Manually marking ingests as failed

PreviousWhere to find application logsNextThe semantics of bags, ingests and ingest types

Last updated 2 years ago

Our monitoring tools will highlight ingests that have "stalled" – that is, that don't have any recent processing activity. This is usually requires investigation, but once you've understood the cause you may want to manually mark the bag as failed.

e.g. We have ingests for test bags from early deployments of the storage service. They never completed processing (because the storage service was still a work-in-progress), but we don't want them to be flagged as "stalled" for ever more.

This guide explains how to manually mark a bag as failed.

Note: In the storage service, all updates to ingests are managed by the ingests tracker.
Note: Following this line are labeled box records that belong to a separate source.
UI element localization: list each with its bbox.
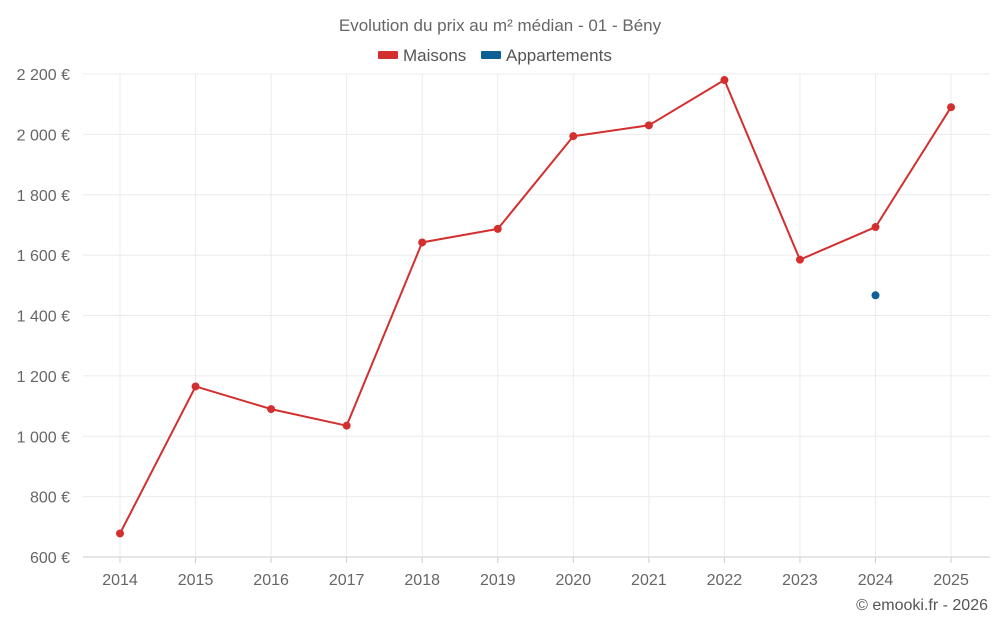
y-tick-label: 800 €: [30, 490, 70, 507]
x-tick-label: 2025: [933, 572, 969, 589]
x-tick-label: 2021: [631, 572, 667, 589]
y-tick-label: 1 600 €: [17, 248, 70, 265]
legend-swatch-appartements: [481, 51, 501, 59]
chart-title: Evolution du prix au m² médian - 01 - Bé…: [339, 16, 662, 35]
series-layer: [116, 76, 956, 538]
data-point-maisons[interactable]: [191, 382, 200, 391]
gridlines: [83, 73, 990, 558]
data-point-maisons[interactable]: [418, 238, 427, 247]
data-point-maisons[interactable]: [116, 529, 124, 538]
legend-label-appartements: Appartements: [506, 46, 612, 65]
legend-item-maisons[interactable]: Maisons: [378, 46, 466, 65]
legend: Maisons Appartements: [378, 46, 612, 65]
x-tick-label: 2018: [404, 572, 440, 589]
y-tick-label: 2 000 €: [17, 127, 70, 144]
y-tick-label: 2 200 €: [17, 67, 70, 84]
data-point-maisons[interactable]: [493, 224, 502, 233]
data-point-maisons[interactable]: [644, 121, 653, 130]
data-point-maisons[interactable]: [569, 132, 578, 141]
series-line-maisons: [119, 79, 952, 534]
y-tick-label: 1 200 €: [17, 369, 70, 386]
x-tick-label: 2023: [782, 572, 818, 589]
legend-swatch-maisons: [378, 51, 398, 59]
x-tick-label: 2024: [858, 572, 894, 589]
data-point-maisons[interactable]: [342, 421, 351, 430]
x-tick-label: 2022: [707, 572, 743, 589]
data-point-maisons[interactable]: [871, 223, 880, 232]
data-point-maisons[interactable]: [267, 405, 276, 414]
credit-text: © emooki.fr - 2026: [856, 597, 988, 614]
x-tick-label: 2014: [102, 572, 138, 589]
x-axis-ticks: 2014 2015 2016 2017 2018 2019 2020 2021 2022 2023…: [102, 557, 969, 589]
data-point-maisons[interactable]: [947, 103, 956, 112]
x-tick-label: 2017: [329, 572, 365, 589]
data-point-maisons[interactable]: [795, 255, 804, 264]
x-tick-label: 2015: [178, 572, 214, 589]
data-point-maisons[interactable]: [720, 76, 729, 85]
data-point-appartements[interactable]: [871, 291, 880, 300]
x-tick-label: 2019: [480, 572, 516, 589]
x-tick-label: 2020: [556, 572, 592, 589]
y-axis-ticks: 600 € 800 € 1 000 € 1 200 € 1 400 € 1 600 € 1 …: [17, 67, 70, 567]
legend-label-maisons: Maisons: [403, 46, 466, 65]
y-tick-label: 1 000 €: [17, 429, 70, 446]
legend-item-appartements[interactable]: Appartements: [481, 46, 612, 65]
y-tick-label: 600 €: [30, 550, 70, 567]
y-tick-label: 1 800 €: [17, 188, 70, 205]
y-tick-label: 1 400 €: [17, 309, 70, 326]
x-tick-label: 2016: [253, 572, 289, 589]
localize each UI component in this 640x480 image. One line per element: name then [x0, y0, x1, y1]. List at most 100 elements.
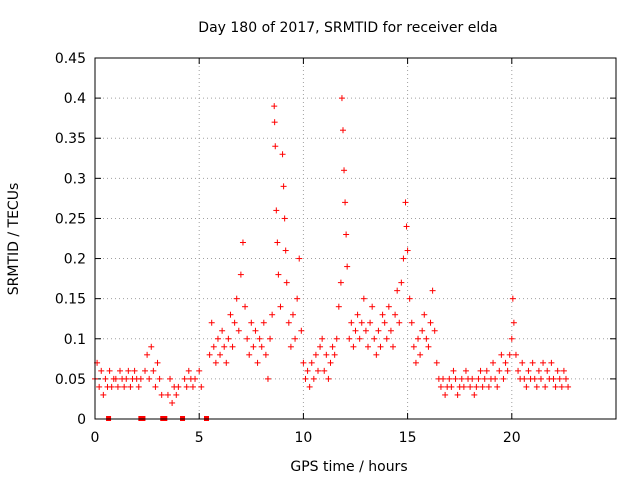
data-point	[308, 359, 315, 366]
data-point	[556, 375, 563, 382]
data-point	[554, 367, 561, 374]
data-point	[244, 335, 251, 342]
data-point	[173, 391, 180, 398]
x-tick-label: 0	[91, 430, 100, 446]
data-point	[214, 335, 221, 342]
data-point	[262, 351, 269, 358]
data-point	[360, 295, 367, 302]
data-point	[454, 391, 461, 398]
x-tick-label: 15	[399, 430, 417, 446]
plot-frame	[94, 57, 617, 420]
data-point	[112, 375, 119, 382]
data-point	[421, 311, 428, 318]
data-point	[283, 279, 290, 286]
data-point	[208, 319, 215, 326]
data-point	[548, 359, 555, 366]
data-point	[229, 343, 236, 350]
data-point	[362, 327, 369, 334]
data-point	[150, 367, 157, 374]
data-point	[375, 327, 382, 334]
data-point	[323, 351, 330, 358]
data-point	[96, 383, 103, 390]
data-point	[331, 351, 338, 358]
data-point	[403, 223, 410, 230]
data-point	[333, 335, 340, 342]
data-point	[450, 367, 457, 374]
data-point	[337, 279, 344, 286]
data-point	[142, 367, 149, 374]
data-point	[225, 335, 232, 342]
y-tick-label: 0.4	[64, 91, 86, 107]
data-point	[379, 311, 386, 318]
data-point	[442, 391, 449, 398]
data-point	[254, 359, 261, 366]
data-point	[473, 383, 480, 390]
x-tick-label: 20	[503, 430, 521, 446]
data-point	[537, 375, 544, 382]
data-point	[406, 295, 413, 302]
data-point	[296, 255, 303, 262]
data-point	[302, 375, 309, 382]
data-point	[310, 375, 317, 382]
data-point	[339, 127, 346, 134]
data-point	[492, 375, 499, 382]
data-point	[277, 303, 284, 310]
data-point	[189, 383, 196, 390]
data-point	[148, 343, 155, 350]
data-point	[231, 319, 238, 326]
data-point	[419, 327, 426, 334]
data-point	[196, 367, 203, 374]
data-point	[127, 383, 134, 390]
data-point	[504, 367, 511, 374]
data-point	[508, 335, 515, 342]
data-point	[121, 383, 128, 390]
data-point	[521, 375, 528, 382]
data-point	[114, 383, 121, 390]
data-point	[427, 319, 434, 326]
data-point	[242, 303, 249, 310]
data-point	[235, 327, 242, 334]
data-point	[354, 311, 361, 318]
data-point	[448, 383, 455, 390]
data-point	[512, 351, 519, 358]
data-point	[471, 391, 478, 398]
data-point	[258, 343, 265, 350]
data-point	[550, 375, 557, 382]
data-point	[371, 335, 378, 342]
data-point	[144, 351, 151, 358]
data-point	[431, 327, 438, 334]
data-point	[510, 319, 517, 326]
data-point	[237, 271, 244, 278]
data-point	[329, 343, 336, 350]
data-point	[212, 359, 219, 366]
data-point	[217, 351, 224, 358]
data-point	[415, 335, 422, 342]
x-axis-label: GPS time / hours	[290, 459, 407, 475]
data-point	[298, 327, 305, 334]
data-point	[396, 319, 403, 326]
data-point	[496, 367, 503, 374]
data-point	[390, 343, 397, 350]
data-point	[341, 167, 348, 174]
data-point	[267, 335, 274, 342]
data-point	[408, 319, 415, 326]
y-tick-label: 0.35	[55, 131, 86, 147]
data-point	[542, 383, 549, 390]
data-point	[477, 367, 484, 374]
data-point	[239, 239, 246, 246]
y-tick-label: 0.25	[55, 211, 86, 227]
data-point	[282, 247, 289, 254]
data-point	[350, 343, 357, 350]
data-point	[123, 375, 130, 382]
data-point	[400, 255, 407, 262]
data-point	[300, 359, 307, 366]
data-point	[565, 383, 572, 390]
data-point	[402, 199, 409, 206]
data-point	[446, 375, 453, 382]
data-point	[98, 367, 105, 374]
data-point	[481, 375, 488, 382]
data-point	[398, 279, 405, 286]
y-axis-label: SRMTID / TECUs	[6, 183, 22, 296]
data-point	[462, 367, 469, 374]
data-point	[458, 375, 465, 382]
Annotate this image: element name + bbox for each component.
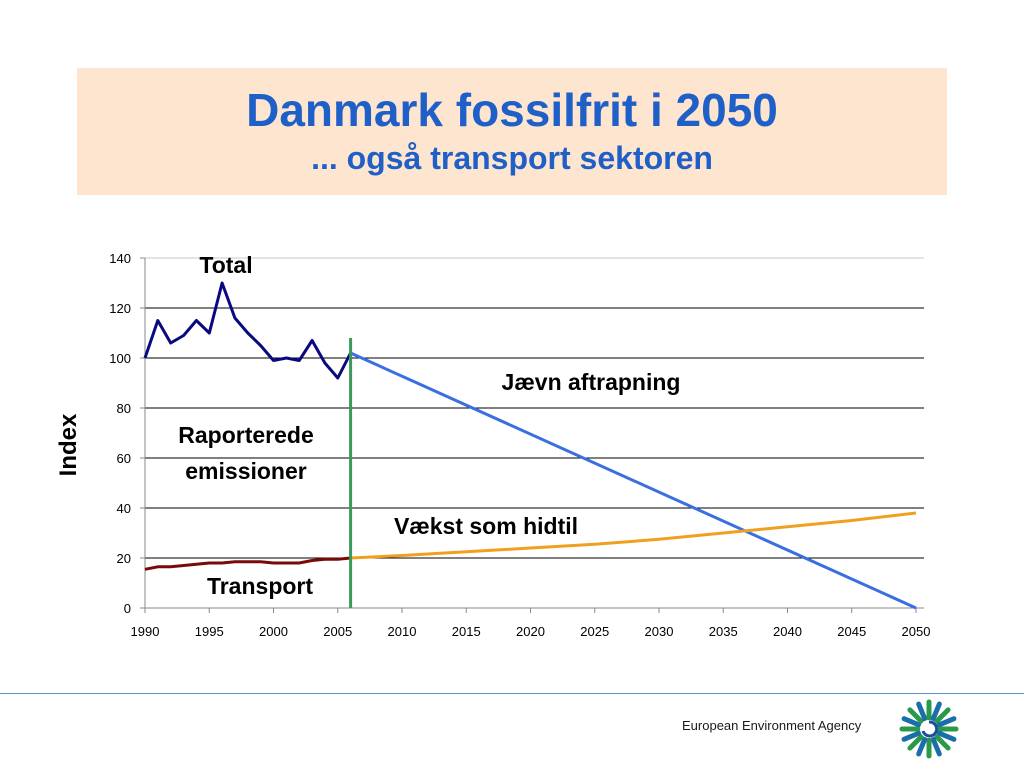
slide-title: Danmark fossilfrit i 2050	[246, 84, 778, 136]
x-tick-label: 2045	[837, 624, 866, 639]
phaseout-series	[349, 351, 917, 610]
y-tick-label: 40	[117, 501, 131, 516]
x-tick-label: 1995	[195, 624, 224, 639]
x-tick-label: 2020	[516, 624, 545, 639]
reported-label: Raporterede	[178, 422, 313, 448]
x-tick-label: 2000	[259, 624, 288, 639]
y-tick-label: 20	[117, 551, 131, 566]
y-tick-label: 80	[117, 401, 131, 416]
agency-name: European Environment Agency	[682, 718, 862, 733]
total-series	[143, 281, 352, 380]
phaseout-label: Jævn aftrapning	[502, 369, 681, 395]
x-tick-label: 2010	[388, 624, 417, 639]
y-tick-label: 60	[117, 451, 131, 466]
grid	[145, 257, 924, 559]
slide-subtitle: ... også transport sektoren	[311, 140, 713, 176]
footer-divider	[0, 693, 1024, 694]
x-tick-label: 1990	[131, 624, 160, 639]
transport-series	[144, 556, 351, 571]
x-tick-label: 2025	[580, 624, 609, 639]
chart-labels: Index Total Raporterede emissioner Jævn aftr…	[55, 252, 680, 599]
y-tick-label: 100	[109, 351, 131, 366]
x-tick-label: 2005	[323, 624, 352, 639]
y-tick-label: 140	[109, 251, 131, 266]
reported-label: emissioner	[185, 458, 306, 484]
y-tick-label: 0	[124, 601, 131, 616]
y-tick-label: 120	[109, 301, 131, 316]
growth-label: Vækst som hidtil	[394, 513, 578, 539]
x-tick-label: 2035	[709, 624, 738, 639]
total-label: Total	[199, 252, 252, 278]
growth-series	[350, 511, 917, 560]
series-lines	[143, 281, 917, 610]
transport-label: Transport	[207, 573, 313, 599]
x-tick-label: 2040	[773, 624, 802, 639]
title-box: Danmark fossilfrit i 2050 ... også trans…	[77, 68, 947, 195]
x-tick-label: 2050	[902, 624, 931, 639]
y-axis-label: Index	[55, 413, 82, 476]
x-tick-label: 2015	[452, 624, 481, 639]
eea-logo-icon	[899, 699, 959, 759]
x-tick-label: 2030	[645, 624, 674, 639]
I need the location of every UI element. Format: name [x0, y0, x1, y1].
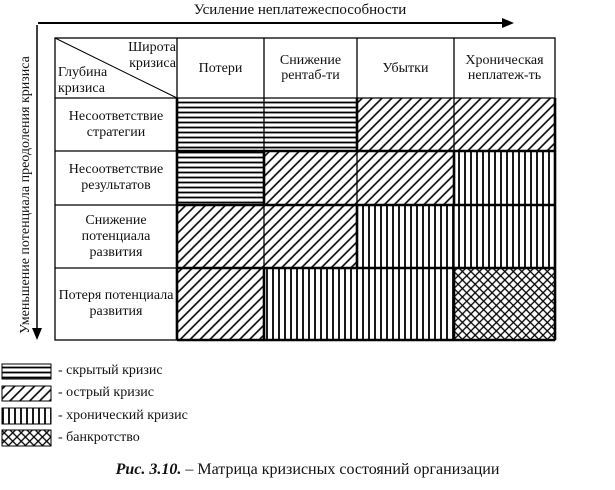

You should also update ingests through the ingests tracker; do not modify the ingests database manually.

This ensures all updates are applied consistently and propagate to other services (e.g. the ingests indexer).

In the Wellcome instance of the storage service, it is not possible to manually modify the ingests database.

To manually mark a bag as failed:

  1. Identify the ID of the ingest you want to mark as failed.

  2. Create a JSON payload based on the IngestStatusUpdate model. For example, at , you'd create something like:

    {
      "id": "710785f8-ee3d-4258-94b2-3b28eab73150",
      "status": {"type": "Failed"},
      "events": [
        {
          "description": "Manually marked as failed by $name for $reason",
          "createdDate": "$timestamp in the form 2001-01-01T01:01:01Z"
        }
      ],
      "type": "IngestStatusUpdate"
    }
  3. Send your JSON payload to the SNS topic which is the input for the ingests_tracker app.

    Note: at Wellcome, these topics are storage-prod_ingests and storage-staging_ingests.